In October 2025, it was announced that the manga would switch to an irregular release schedule out of consideration for Shikako's health. On December 22, 2025, the manga editors announced that Shikako died on November 8 due to a choroidal melanoma. The illustrator wanted someone to complete the series in their place, and the Young Magazine staff stated they would respect their wishes, adding that plans to find a replacement artist were undetermined at the time of the announcement.

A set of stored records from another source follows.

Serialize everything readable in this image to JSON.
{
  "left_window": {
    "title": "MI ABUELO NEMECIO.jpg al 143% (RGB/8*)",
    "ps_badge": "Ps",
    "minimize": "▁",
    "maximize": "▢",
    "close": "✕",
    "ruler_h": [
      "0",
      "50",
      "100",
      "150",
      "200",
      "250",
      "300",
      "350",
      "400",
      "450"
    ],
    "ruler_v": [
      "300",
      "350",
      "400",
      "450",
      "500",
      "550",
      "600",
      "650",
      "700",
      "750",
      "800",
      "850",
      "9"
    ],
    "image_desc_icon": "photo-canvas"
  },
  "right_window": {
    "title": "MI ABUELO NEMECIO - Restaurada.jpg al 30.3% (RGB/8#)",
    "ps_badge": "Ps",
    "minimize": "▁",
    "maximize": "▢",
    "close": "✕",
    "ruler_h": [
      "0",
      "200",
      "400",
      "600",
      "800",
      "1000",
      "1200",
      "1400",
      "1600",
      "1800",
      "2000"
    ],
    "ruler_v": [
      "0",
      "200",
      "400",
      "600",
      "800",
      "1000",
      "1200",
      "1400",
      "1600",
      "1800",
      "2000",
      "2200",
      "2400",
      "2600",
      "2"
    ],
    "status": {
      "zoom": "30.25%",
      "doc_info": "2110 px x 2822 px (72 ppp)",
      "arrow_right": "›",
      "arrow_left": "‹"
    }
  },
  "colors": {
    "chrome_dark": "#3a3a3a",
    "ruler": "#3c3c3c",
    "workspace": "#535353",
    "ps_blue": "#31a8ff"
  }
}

Kodansha publishes the series digitally in English on its K Manga service. Kodansha USA started publishing the volumes digitally on September 10, 2024.

===Volumes===

| No. | Original release date | Original ISBN | English release date | English ISBN |
|---|---|---|---|---|
| 1 | August 11, 2020 | 978-4-06-520467-2 | September 10, 2024 | 979-8-88-933482-8 |
| 2 | November 11, 2020 | 978-4-06-521342-1 | October 15, 2024 | 979-8-88-933483-5 |
| 3 | February 10, 2021 | 978-4-06-522292-8 | November 12, 2024 | 979-8-88-933484-2 |
| 4 | May 12, 2021 | 978-4-06-523340-5 | January 14, 2025 | 979-8-88-933655-6 |
| 5 | August 11, 2021 | 978-4-06-524339-8 | March 11, 2025 | 979-8-88-933656-3 |
| 6 | November 5, 2021 | 978-4-06-525875-0 | May 13, 2025 | 979-8-88-933657-0 |
| 7 | February 4, 2022 | 978-4-06-526827-8 | July 8, 2025 | 979-8-89-478282-9 |
| 8 | April 6, 2022 | 978-4-06-527477-4 | September 23, 2025 | 979-8-89-478283-6 |
| 9 | June 6, 2022 | 978-4-06-528107-9 | November 25, 2025 | 979-8-89-478284-3 |
| 10 | September 6, 2022 | 978-4-06-529116-0 | January 6, 2026 | 979-8-89-478285-0 |
| 11 | December 6, 2022 | 978-4-06-530032-9 | March 3, 2026 | 979-8-89-478286-7 |
| 12 | March 6, 2023 | 978-4-06-531057-1 | May 5, 2026 | 979-8-89-478287-4 |
| 13 | June 6, 2023 | 978-4-06-532030-3 | July 7, 2026 | 979-8-89-478288-1 |
| 14 | September 6, 2023 | 978-4-06-533013-5 | September 8, 2026 | 979-8-89-478289-8 |
| 15 | January 9, 2024 | 978-4-06-534301-2 | — | — |
| 16 | April 5, 2024 | 978-4-06-535242-7 | — | — |
| 17 | July 5, 2024 | 978-4-06-536270-9 | — | — |
| 18 | October 4, 2024 | 978-4-06-537261-6 | — | — |
| 19 | January 6, 2025 | 978-4-06-538177-9 | — | — |
| 20 | April 4, 2025 | 978-4-06-539223-2 | — | — |
| 21 | July 4, 2025 | 978-4-06-540169-9 | — | — |
| 22 | November 6, 2025 | 978-4-06-541401-9 | — | — |

==Reception==
The manga was nominated for the 47th Kodansha Manga Award in the general category in 2023. It was also nominated for the 70th Shogakukan Manga Award in 2024.